According to court documents and police reports, the alleged victim does not speak and communicates through simple sign language, gestures and by pointing at pictures. She has lived in the DMR's care for several years, since her brother was convicted in 2000 of sexually assaulting her. Kergaravat ran the home and reported to Edgerton, while Symonds and Ragusa worked with the residents.
Given her history, the group home workers had been warned to pay careful attention to the woman when she returned from family visits, including performing "body checks" to look for any signs of abuse.
In April 2007, she visited her mother and father, who live in Richmond. When her father brought the woman back to the home that evening, workers noticed that his pants zipper was down. Later, when Symonds was undressing the woman for her bath, she discovered the woman's bra was inside out and found a white fluid in the woman's soiled underwear.
Symonds showed both to Ragusa, according to police reports. She tried to call the worker who had dressed the woman that morning but was unable to reach her. In the meantime, she washed the woman's clothes, possibly erasing physical evidence of assault, police said.
Kergaravat was informed of the woman's condition, according to statements given to police, and she in turn notified Edgerton.
The four workers said they didn't report the abuse to the Disabled Persons Protection Commission because they were not certain that the woman had been sexually assaulted, according to court documents.

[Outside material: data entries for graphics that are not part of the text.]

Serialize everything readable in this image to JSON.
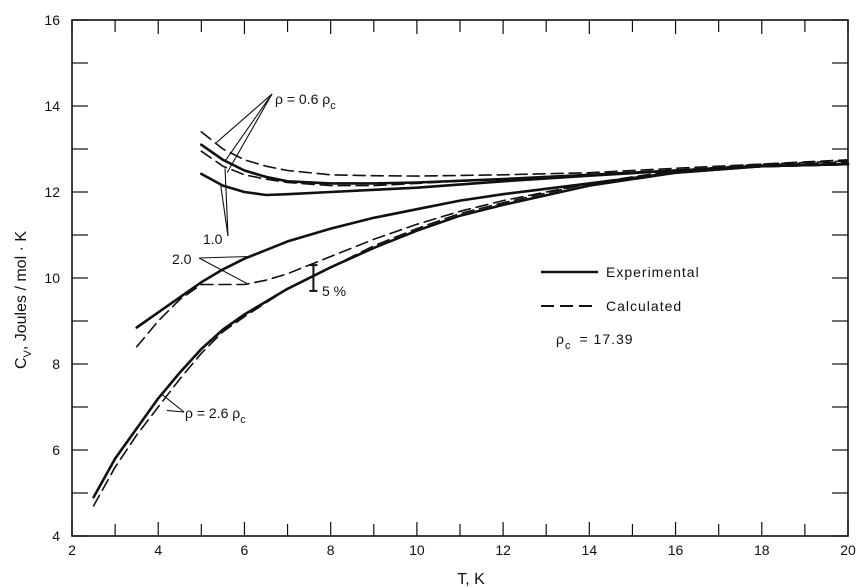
{
  "chart_data": {
    "type": "line",
    "title": "",
    "xlabel": "T, K",
    "ylabel": "C",
    "ylabel_sub": "V",
    "ylabel_rest": ", Joules / mol · K",
    "xlim": [
      2,
      20
    ],
    "ylim": [
      4,
      16
    ],
    "xticks": [
      2,
      4,
      6,
      8,
      10,
      12,
      14,
      16,
      18,
      20
    ],
    "yticks": [
      4,
      6,
      8,
      10,
      12,
      14,
      16
    ],
    "xticks_labels": [
      "2",
      "4",
      "6",
      "8",
      "10",
      "12",
      "14",
      "16",
      "18",
      "20"
    ],
    "yticks_labels": [
      "4",
      "6",
      "8",
      "10",
      "12",
      "14",
      "16"
    ],
    "grid": false,
    "legend": {
      "position": "right",
      "entries": [
        {
          "label": "Experimental",
          "style": "solid"
        },
        {
          "label": "Calculated",
          "style": "dashed"
        }
      ],
      "note_symbol": "ρ",
      "note_sub": "c",
      "note_value": "= 17.39"
    },
    "annotations": {
      "rho06_prefix": "ρ = 0.6 ρ",
      "rho06_sub": "c",
      "rho10": "1.0",
      "rho20": "2.0",
      "rho26_prefix": "ρ = 2.6 ρ",
      "rho26_sub": "c",
      "errorbar": "5 %"
    },
    "series": [
      {
        "name": "0.6",
        "style": "solid",
        "x": [
          5.0,
          5.5,
          6.0,
          6.5,
          7,
          8,
          9,
          10,
          12,
          14,
          16,
          18,
          20
        ],
        "y": [
          13.1,
          12.75,
          12.5,
          12.35,
          12.25,
          12.2,
          12.2,
          12.22,
          12.3,
          12.4,
          12.5,
          12.6,
          12.65
        ]
      },
      {
        "name": "0.6",
        "style": "dashed",
        "x": [
          5.0,
          5.5,
          6.0,
          6.5,
          7,
          8,
          9,
          10,
          12,
          14,
          16,
          18,
          20
        ],
        "y": [
          13.4,
          13.0,
          12.75,
          12.6,
          12.5,
          12.4,
          12.38,
          12.37,
          12.4,
          12.45,
          12.55,
          12.65,
          12.75
        ]
      },
      {
        "name": "1.0",
        "style": "solid",
        "x": [
          5.0,
          5.5,
          6.0,
          6.5,
          7,
          8,
          9,
          10,
          12,
          14,
          16,
          18,
          20
        ],
        "y": [
          12.42,
          12.15,
          12.0,
          11.93,
          11.95,
          12.0,
          12.05,
          12.1,
          12.25,
          12.38,
          12.5,
          12.6,
          12.65
        ]
      },
      {
        "name": "1.0",
        "style": "dashed",
        "x": [
          5.0,
          5.5,
          6.0,
          6.5,
          7,
          8,
          9,
          10,
          12,
          14,
          16,
          18,
          20
        ],
        "y": [
          12.95,
          12.6,
          12.4,
          12.3,
          12.22,
          12.15,
          12.15,
          12.2,
          12.3,
          12.4,
          12.5,
          12.62,
          12.7
        ]
      },
      {
        "name": "2.0",
        "style": "solid",
        "x": [
          3.5,
          4.0,
          4.5,
          5.0,
          5.5,
          6,
          7,
          8,
          9,
          10,
          11,
          12,
          14,
          16,
          18,
          20
        ],
        "y": [
          8.85,
          9.2,
          9.55,
          9.9,
          10.2,
          10.45,
          10.85,
          11.15,
          11.4,
          11.6,
          11.8,
          11.95,
          12.2,
          12.45,
          12.6,
          12.65
        ]
      },
      {
        "name": "2.0",
        "style": "dashed",
        "x": [
          3.5,
          4.0,
          4.5,
          5.0,
          5.5,
          6.0,
          6.5,
          7,
          8,
          9,
          10,
          11,
          12,
          14,
          16,
          18,
          20
        ],
        "y": [
          8.4,
          9.0,
          9.5,
          9.85,
          9.85,
          9.85,
          9.95,
          10.1,
          10.5,
          10.9,
          11.25,
          11.55,
          11.8,
          12.2,
          12.45,
          12.6,
          12.65
        ]
      },
      {
        "name": "2.6",
        "style": "solid",
        "x": [
          2.5,
          3,
          3.5,
          4.0,
          4.5,
          5.0,
          5.5,
          6,
          7,
          8,
          9,
          10,
          11,
          12,
          14,
          16,
          18,
          20
        ],
        "y": [
          4.9,
          5.8,
          6.5,
          7.2,
          7.8,
          8.35,
          8.8,
          9.15,
          9.75,
          10.25,
          10.7,
          11.1,
          11.45,
          11.7,
          12.15,
          12.45,
          12.6,
          12.65
        ]
      },
      {
        "name": "2.6",
        "style": "dashed",
        "x": [
          2.5,
          3,
          3.5,
          4.0,
          4.5,
          5.0,
          5.5,
          6,
          7,
          8,
          9,
          10,
          11,
          12,
          14,
          16,
          18,
          20
        ],
        "y": [
          4.7,
          5.6,
          6.35,
          7.0,
          7.65,
          8.25,
          8.75,
          9.1,
          9.75,
          10.25,
          10.75,
          11.15,
          11.5,
          11.75,
          12.2,
          12.5,
          12.65,
          12.72
        ]
      }
    ],
    "errorbar": {
      "x": 7.6,
      "y_low": 9.7,
      "y_high": 10.3
    }
  }
}
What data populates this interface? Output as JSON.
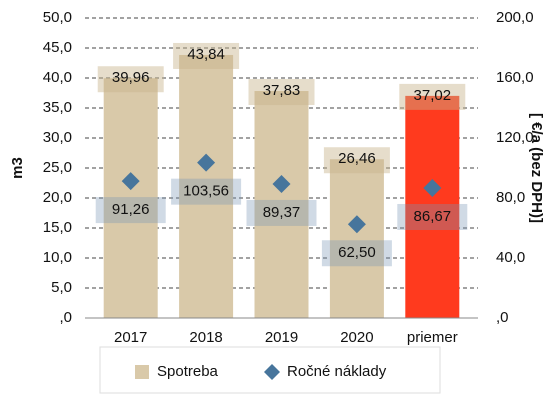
{
  "chart_data": {
    "type": "bar",
    "categories": [
      "2017",
      "2018",
      "2019",
      "2020",
      "priemer"
    ],
    "y_label": "m3",
    "y2_label": "[ €/a (bez DPH)]",
    "ylim": [
      0,
      50
    ],
    "yticks": [
      {
        "value": 0,
        "label": ",0"
      },
      {
        "value": 5,
        "label": "5,0"
      },
      {
        "value": 10,
        "label": "10,0"
      },
      {
        "value": 15,
        "label": "15,0"
      },
      {
        "value": 20,
        "label": "20,0"
      },
      {
        "value": 25,
        "label": "25,0"
      },
      {
        "value": 30,
        "label": "30,0"
      },
      {
        "value": 35,
        "label": "35,0"
      },
      {
        "value": 40,
        "label": "40,0"
      },
      {
        "value": 45,
        "label": "45,0"
      },
      {
        "value": 50,
        "label": "50,0"
      }
    ],
    "y2lim": [
      0,
      200
    ],
    "y2ticks": [
      {
        "value": 0,
        "label": ",0"
      },
      {
        "value": 40,
        "label": "40,0"
      },
      {
        "value": 80,
        "label": "80,0"
      },
      {
        "value": 120,
        "label": "120,0"
      },
      {
        "value": 160,
        "label": "160,0"
      },
      {
        "value": 200,
        "label": "200,0"
      }
    ],
    "grid": true,
    "legend": "bottom",
    "series": [
      {
        "name": "Spotreba",
        "type": "bar",
        "color": "#d9c9a9",
        "point_colors": [
          "#d9c9a9",
          "#d9c9a9",
          "#d9c9a9",
          "#d9c9a9",
          "#ff3a1e"
        ],
        "values": [
          39.96,
          43.84,
          37.83,
          26.46,
          37.02
        ],
        "value_labels": [
          "39,96",
          "43,84",
          "37,83",
          "26,46",
          "37,02"
        ]
      },
      {
        "name": "Ročné náklady",
        "type": "scatter",
        "axis": "y2",
        "color": "#47759c",
        "values": [
          91.26,
          103.56,
          89.37,
          62.5,
          86.67
        ],
        "value_labels": [
          "91,26",
          "103,56",
          "89,37",
          "62,50",
          "86,67"
        ]
      }
    ]
  }
}
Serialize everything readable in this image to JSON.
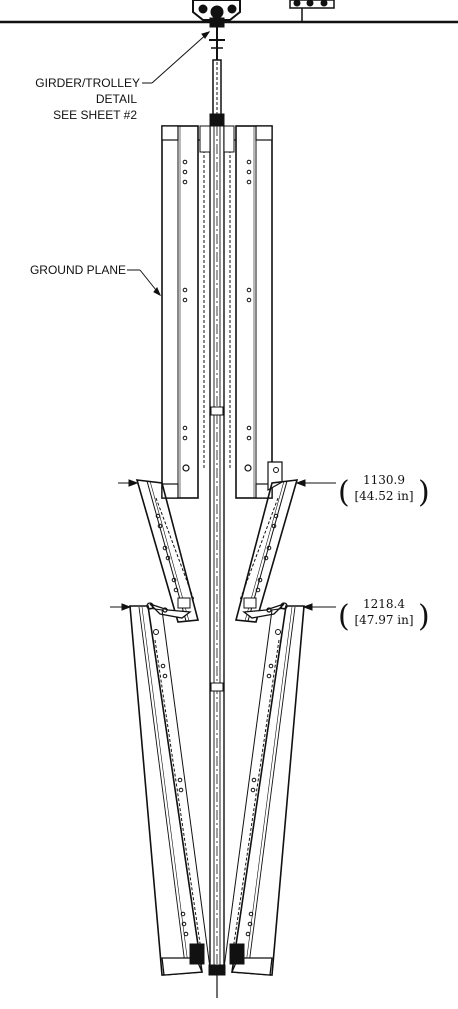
{
  "callouts": {
    "girder_trolley": [
      "GIRDER/TROLLEY",
      "DETAIL",
      "SEE SHEET #2"
    ],
    "ground_plane": "GROUND PLANE"
  },
  "dimensions": [
    {
      "value": "1130.9",
      "inches": "[44.52 in]"
    },
    {
      "value": "1218.4",
      "inches": "[47.97 in]"
    }
  ],
  "style": {
    "line_color": "#111111",
    "background": "#ffffff"
  }
}
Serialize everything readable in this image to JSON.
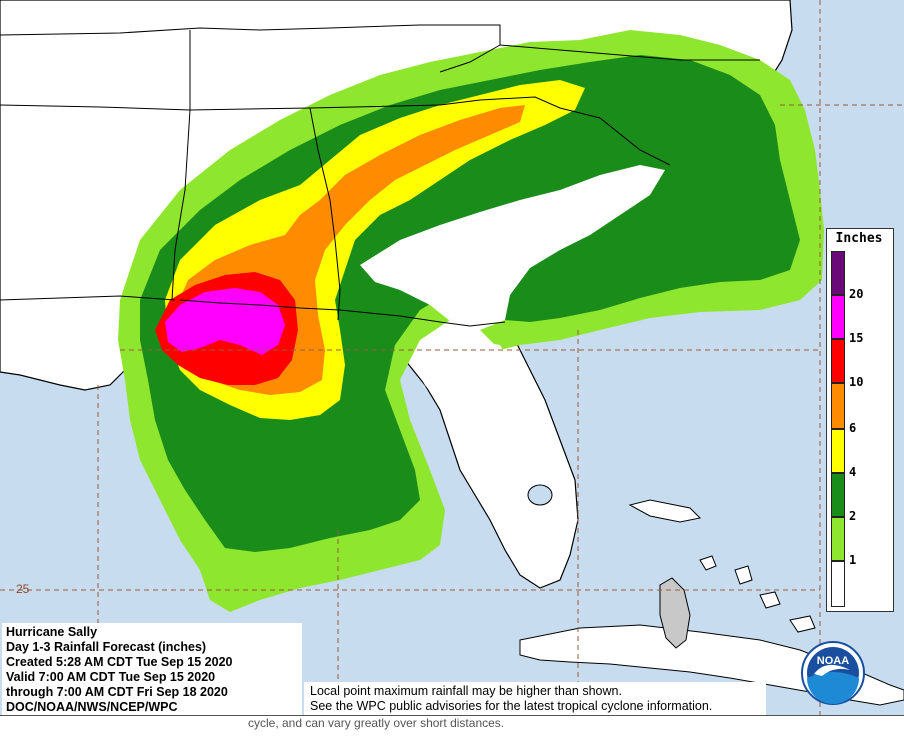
{
  "map": {
    "ocean_color": "#c8dcf0",
    "land_color": "#ffffff",
    "grid_color": "#9a5a3a",
    "latitude_label": "25"
  },
  "legend": {
    "title": "Inches",
    "items": [
      {
        "label": "20",
        "color": "#6a0a78"
      },
      {
        "label": "15",
        "color": "#ff00ff"
      },
      {
        "label": "10",
        "color": "#ff0000"
      },
      {
        "label": "6",
        "color": "#ff8c00"
      },
      {
        "label": "4",
        "color": "#ffff00"
      },
      {
        "label": "2",
        "color": "#1a8c1a"
      },
      {
        "label": "1",
        "color": "#8ee62e"
      },
      {
        "label": "",
        "color": "#ffffff"
      }
    ]
  },
  "info": {
    "lines": [
      "Hurricane Sally",
      "Day 1-3 Rainfall Forecast (inches)",
      "Created 5:28 AM CDT Tue Sep 15 2020",
      "Valid 7:00 AM CDT Tue Sep 15 2020",
      "through 7:00 AM CDT Fri Sep 18 2020",
      "DOC/NOAA/NWS/NCEP/WPC"
    ]
  },
  "disclaimer": {
    "line1": "Local point maximum rainfall may be higher than shown.",
    "line2": "See the WPC public advisories for the latest tropical cyclone information."
  },
  "bottom_note": "cycle, and can vary greatly over short distances.",
  "logo": {
    "text": "NOAA",
    "colors": {
      "outer": "#ffffff",
      "sky": "#1a4fa0",
      "sea": "#1e8ad6",
      "bird": "#ffffff"
    }
  }
}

"I usually err on the side of caution," Edgerton said in a signed statement included in court records, "and I would (file) a report if something met the criteria. I felt that all I had was that (the woman's) father's fly was down. The (soiled underwear) is a common occurrence for (the woman). My staff sometimes mess up, and it could be they put (the woman's) bra on backwards. In my mind, I thought there was nothing to (file) on. There were no marks on (the woman) and her behavior was normal."
Three days after the woman's visit to her family, a part-time worker learned of the alleged abuse and called police. By then, however, the physical evidence had been destroyed, investigators said, and it was impossible to determine whether the woman had been sexually assaulted. Authorities did, however, impose a protective order that prevents the woman from visiting her family without a chaperone.
State police sought a criminal complaint against the four case workers, which was granted by a clerk magistrate in December. In March, Edgerton's attorney, Judith C. Knight of Great Barrington, filed a motion to dismiss the charges. Judge Paul M. Vrabel denied that motion on May 12, concluding there is probable cause to believe a crime occurred.
"At trial the defendants will be free to explain their subjective reasons for not making a report," Vrabel wrote.
Edgerton has been reassigned pending the outcome of the case, a Department of Mental Retardation spokeswoman said; the current status of the other three employees was not available yesterday.